Hastalığın dünya genelinde artmaya devam eden fizikî, duygusal ve ekonomik külfeti, orta gelir düzeyi ve altındaki birçok ülkede yönetilmesi ziyadesiyle güç bir durum ortaya çıkarıyor.
Bunun yanı sıra değerli oranda hasta da vaktinde teşhis ve tedaviye erişemiyor.
Erken teşhis ve tedaviler
Kanser kaynaklı ölümlerin yüzde 30 ila 50’si erken teşhis ve tesirli tedaviyle önlenebiliyor.
Sağlık sisteminin güçlü olduğu ülkelerde kanser hastalarının hayatta kalma oranı, erken teşhis ve kaliteli tedavi üzere etkenler sayesinde yükseliyor.
Tüm kanser tiplerinde ve hastalarında tesirli tedavi yolu şimdi bulunamamış olsa da cinsine nazaran değişmekle birlikte ortalama yüzde 50 civarındaki güzelleşme oranları giderek artıyor.
Ameliyat, kemoterapi, radyasyon terapisi ve kemik iliği nakli üzere tedaviler, kanserin en yaygın tedavi formülleri.

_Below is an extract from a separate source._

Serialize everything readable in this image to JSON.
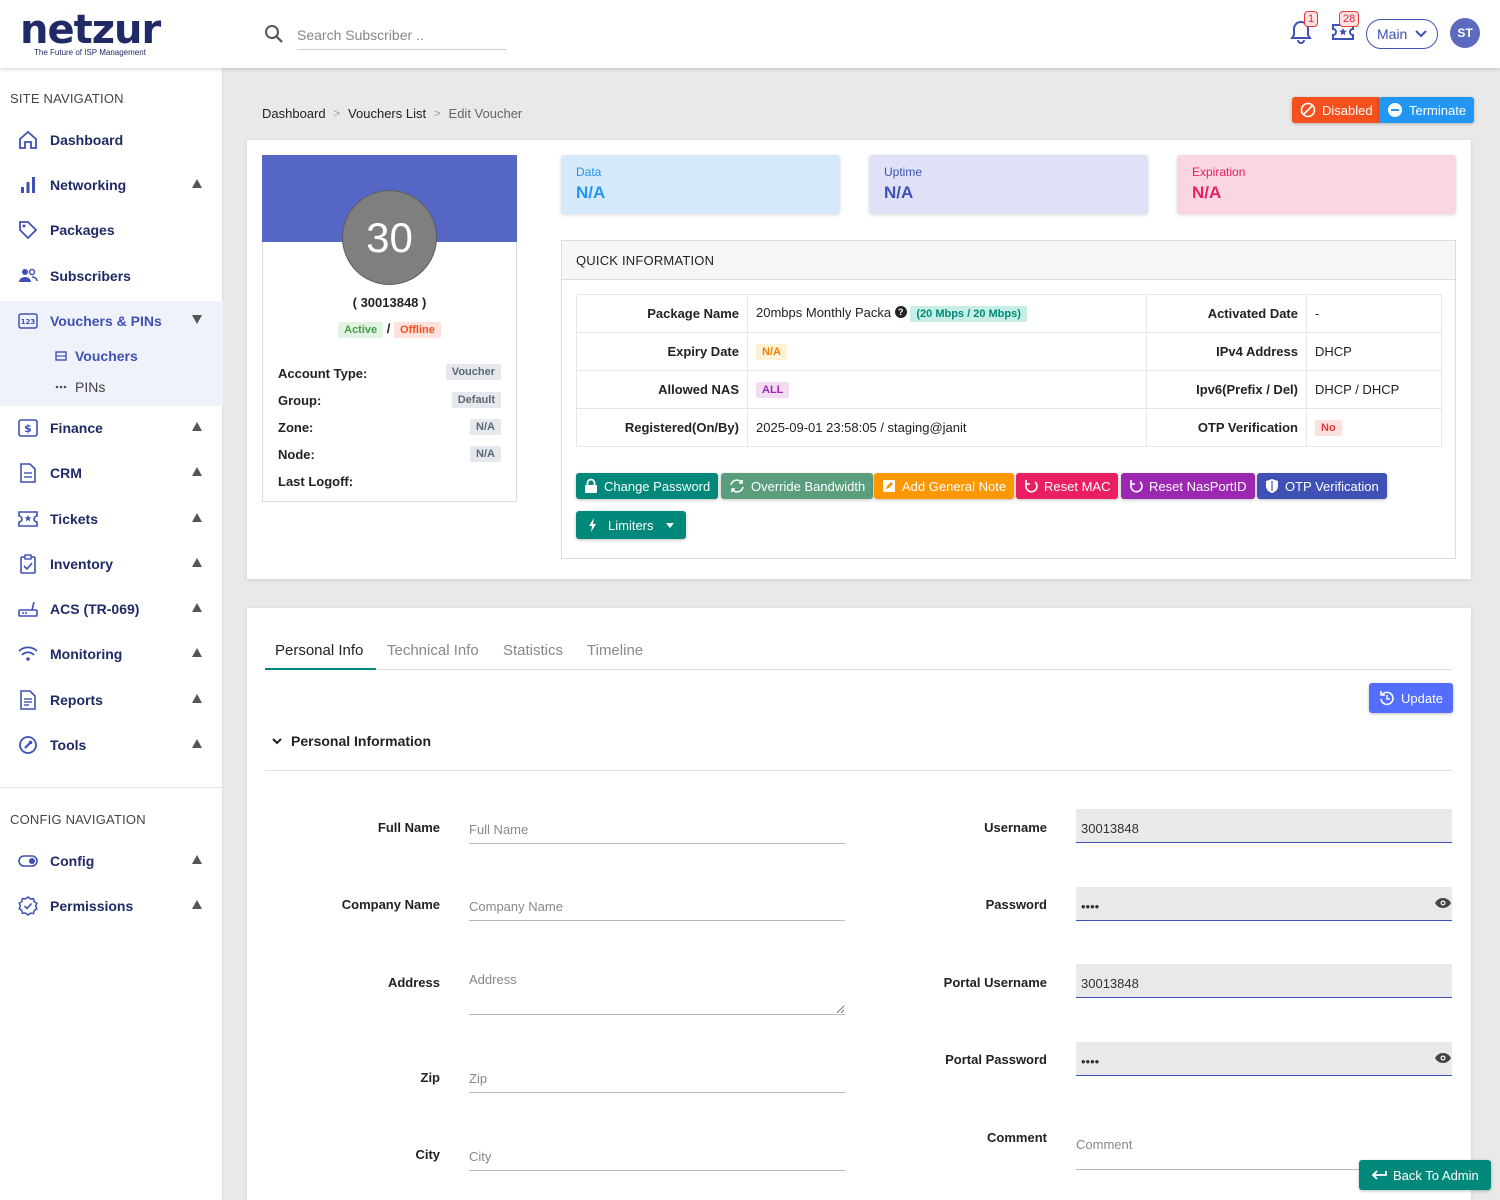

Bunların yanı sıra immünoterapi, hormon tedavisi, maksatlı ilaç tedavisi ve radyofrekans ablasyon sistemleri de kanser tedavilerinde uzun müddettir uygulanıyor.
Söz konusu tedavi formülleri, tek başına yahut birleştirilerek uygulanabiliyor.
Bu ortada, kanserin mümkün olan en yeterli tedavi planı tümör tipi, hastalık evresi, klinik ve öteki faktörlere bağlı.
Bu tekniklerle kanseri tedavi etmek, hastanın ömrünü olabildiğince uzatmak ve hayat kalitesini yükseltmek hedefleniyor.
Kanser olaylarında Asya ülkeleri ön planda
Uluslararası Kanser Araştırma Ajansının (IARC) datalarına nazaran, 2020’de kanser teşhisi konulan 19 milyon 292 bin 789 şahıstan 9 milyon 503 bin 710’unun bulunduğu Asya, kanser hadiselerinde başı çekiyor.
Kanser teşhisi konulanlardan 4 milyon 398 bin 443’ü Avrupa, 2 milyon 556 bin 862’si Kuzey Amerika, 1 milyon 470 bin 274’ü Latin Amerika ve Karayipler, 1 milyon 109 bin 209’u da Afrika’da yaşıyor.
Küresel çapta nüfusa oranla kanserin en sık görüldüğü ülke, her 100 bin bireyde 468 hadiseyle Avustralya olurken onu 438 hadiseyle Yeni Zelanda takip etti.
Bu ülkeleri her 100 bin bireyde 373 hadiseyle İrlanda, 368 hadiseyle Macaristan, 352 olayla ABD ve 345 hadiseyle Belçika izledi.